The 12-month inflation rate through July was measured at 5.6 percent, the highest since 1991. This is a high and worrisome number...No matter how you measure it, the aggregate inflation we are experiencing in the United States at the moment is uncomfortably high.
...
I expect the recent decline in oil prices will begin to reverse some of the pressures we have seen on overall inflation in the first half of the year. But the underlying global supply pressures remain tight, and demand pressures remain relatively high. As such, any relief will likely be only partial.
Furthermore, some government estimates suggest little respite from food price hikes in the near term. At this point, it seems quite probable that PCE index inflation this calendar year will clock in at more than 3.5 percent and the CPI somewhere north of 4 percent—an improvement over the first half of the year, and trending in the right direction, but not numbers I would be comfortable with over the longer term.

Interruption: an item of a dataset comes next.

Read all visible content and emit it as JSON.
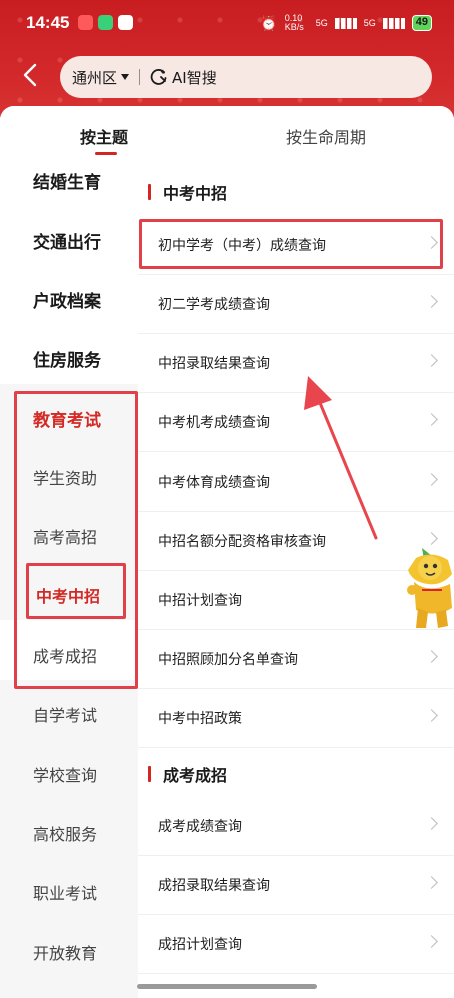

Although recent measures of inflation are higher than I would like to see, I would say that recent price increases are more likely to be transitory than persistent. I expect that CPI inflation will peak near the July level of 5.6 percent. By comparison, in March 1980 the CPI peaked at 14.8 percent.
...
I concur with that view and believe current Fed policy is consistent with an easing in overall inflation given the dynamics of the economy. With weak growth and financial market strains, I believe the most likely outcome is that both headline and core inflation will diminish over the rest of 2008 and into next year as the temporary effects of energy and food price increases abate. Note that my outlook does not require that food and energy prices fall, but simply that their rates of increase moderate.